Issue 175 Company College October 2, 2013


College is expensive here in the United States. I have to say I was lucky to have my parents as I paid a year of college myself with the remaining three being paid off by my parents. As such I graduated with zero debt. But my fellow students at Hofstra and other universities were not so lucky. They owe in excess anywhere between $30,000 and $180,000. On top of this, colleges are not training students in the skills they need for the work place environment. Students often get retrained by their work place in the skills they need for them to be successful in the company. As such, companies want to cut out the middle man.

What Businesses are doing: Due to the lack of job skills coming out of colleges, companies are offering their own online degrees in the courses that they feel best prepare a person for a job. Well, the course prepares the person for work in their own company primarily. However, many of those skills transfer over to other related business disciplines and as such make an individual just as marketable as if they went through another company’s online college course. Yes that is correct; the courses offered are college level equivalent. As such you take a course online in the same way you would if you were taking an online college course. Plus the course is recognized to be at the college level. So it looks just as good on a resume as if you went to a traditional college. The only difference is that a company offered the course as opposed to a college who offering the course.

Advantages: For one, the primary advantage is that it is cheap. The cost of these company level courses is smaller in general to the traditional college courses offered. In addition, it is a company offering a course that is geared mainly for preparing you in skills to work in the field that the company is in. So a tech company will offer relevant tech courses based on what they need and projected future needs. This is the same for all disciplines of business who want people prepared to do the job as opposed to them having to waste their money retraining people with the skills they require. So there is less need to worry about no being able to do a job as the course has trained you to do it already. Also, the training helps you to prep to work in other businesses in the same field and as such you are not restricted to working for the business who originally offered the course.
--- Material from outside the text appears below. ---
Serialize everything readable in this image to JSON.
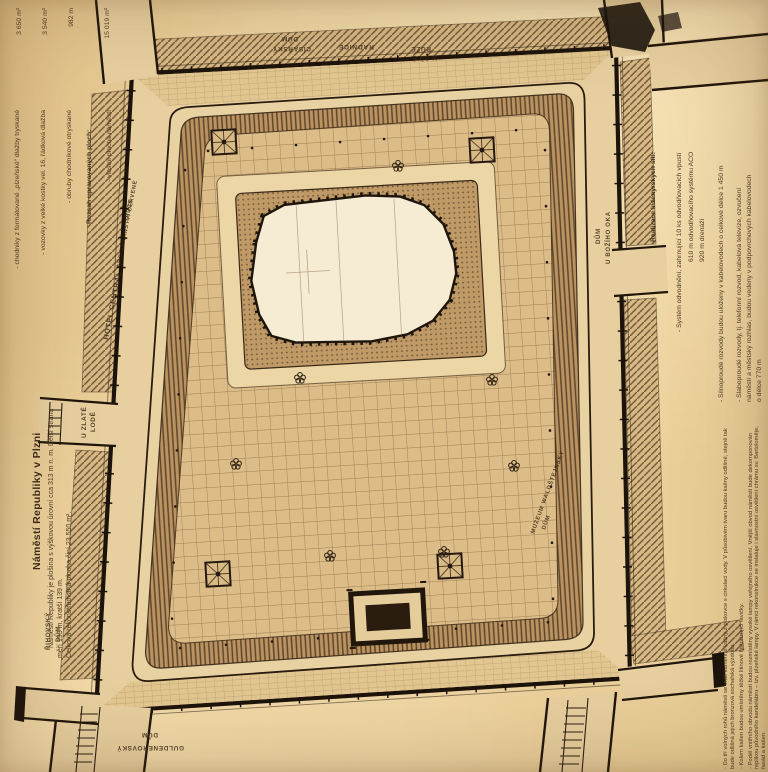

Disadvantages: The main disadvantage is the lack of traditional networking that occurs on campus. Brick and mortar colleges allow for you to meet strangers who could possibly one day land you a job. No, your normal social life will not suffer as you create your own from home. But your networking, unless you use various forms of social networking, will be limited. As to other disadvantages, there are certain courses that can only be accomplished in person. Some interdisciplinary courses like art, literature and such may require an actual school. So you will need to seek one of those out to acquire such forms of study.

Conclusion: Online courses are the wave of the future. They will not remove the traditional schools from their position with respect to certain forms of study (like being a doctor), but schooling will most likely get cheaper. Businesses offering such courses though will mean more competition which will force colleges to either offer better courses or lower their prices to compete. This of course is a win for everyone either way. But this revolution also helps the people with a lower income level as college is now becoming that much more affordable. This means less loans will be needed and as such less burden upon the individual once they graduate.